Details
Description
Hi Colleagues,
We have an interesting bug in the camel-quartz2 where the firenow doesn't work consistently.
it works sometimes and sometimes it doesn't. On debug i found that the problem occurs when Scheduler starts it invokes CamleJob, CamleJob starts executing and tries to read from getProcessors() method of LoadBalancerSupport class. sometimes getProcessors() method returns empty list as a result routes doesn't get executed.
StartupListener (QuartzComponent) gets notified much before the QuartzConsumer starts, as a result it is not able to get the List<Processor> from getProcessors() method of LoadBalancerSupport class.
Analysis of the problem
--------------------------------------------------------------------------------------------------
- DefaultCamelContext method safelyStartRouteServices() notifies QuartzComponent's onCamelContextStarted() method.
- The above step starts the scheduler which then calls execute() method in CamelJob class.
- In the execute() method it invokes getProcessors() method of LoadBalancerSupport class to get the List<Processor>.
- Sometimes getProcessors() returns empty list.

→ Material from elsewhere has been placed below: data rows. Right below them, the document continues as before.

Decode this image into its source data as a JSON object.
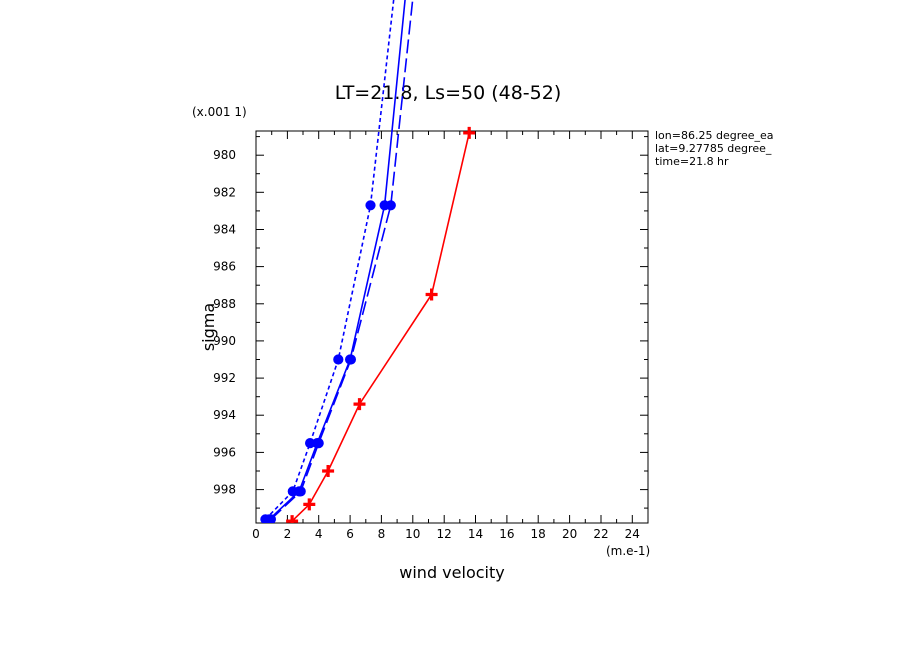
{
  "chart_data": {
    "type": "line",
    "title": "LT=21.8, Ls=50 (48-52)",
    "xlabel": "wind velocity",
    "ylabel": "sigma",
    "x_unit_label": "(m.e-1)",
    "y_unit_label": "(x.001 1)",
    "xlim": [
      0,
      25
    ],
    "ylim": [
      999.8,
      978.7
    ],
    "x_ticks": [
      "0",
      "2",
      "4",
      "6",
      "8",
      "10",
      "12",
      "14",
      "16",
      "18",
      "20",
      "22",
      "24"
    ],
    "y_ticks": [
      "980",
      "982",
      "984",
      "986",
      "988",
      "990",
      "992",
      "994",
      "996",
      "998"
    ],
    "info_lines": [
      "lon=86.25 degree_ea",
      "lat=9.27785 degree_",
      "time=21.8 hr"
    ],
    "series": [
      {
        "color": "#0000ff",
        "style": "solid",
        "marker": "circle",
        "x": [
          0.85,
          2.75,
          3.9,
          6.0,
          8.2,
          9.7
        ],
        "y": [
          999.6,
          998.1,
          995.5,
          991.0,
          982.7,
          970.0
        ]
      },
      {
        "color": "#0000ff",
        "style": "dashed",
        "marker": "circle",
        "x": [
          0.95,
          2.85,
          4.0,
          6.05,
          8.6,
          10.2
        ],
        "y": [
          999.6,
          998.1,
          995.5,
          991.0,
          982.7,
          970.0
        ]
      },
      {
        "color": "#0000ff",
        "style": "dotted",
        "marker": "circle",
        "x": [
          0.6,
          2.35,
          3.45,
          5.25,
          7.3,
          9.0
        ],
        "y": [
          999.6,
          998.1,
          995.5,
          991.0,
          982.7,
          970.0
        ]
      },
      {
        "color": "#ff0000",
        "style": "solid",
        "marker": "plus",
        "x": [
          2.3,
          3.4,
          4.6,
          6.6,
          11.2,
          13.6
        ],
        "y": [
          999.7,
          998.8,
          997.0,
          993.4,
          987.5,
          978.8
        ]
      }
    ]
  }
}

- The reason is List<Processor> in LoadBalancerSupport class is populated by QuartzConsumer on start of consumer. but it is started after QuartzComponent's onCamelContextStarted() method is called in DefaultCamelContext.
- When i checked the older version of camel which we are using in our organization 2.17.0 i see the order is different.
- Consumer starts first then the classes that implements StartupListener.
To Summarize
-------------------------------------------------------------------------------------------------------
- The order in which StartupListener and Consumer is started in DefaultCamelContext is causing race condition.
- The older version of camel 2.17.0 order is first Consumer starts followed by classes that implement StartupListener
I have attached the junit with quartz2, since it is intermittent issue, i made the junit to run 1000 times and it fails randomly which proves existence of the problem.
I have also attached by proposed solution in DefaultCamelContext in the attachment.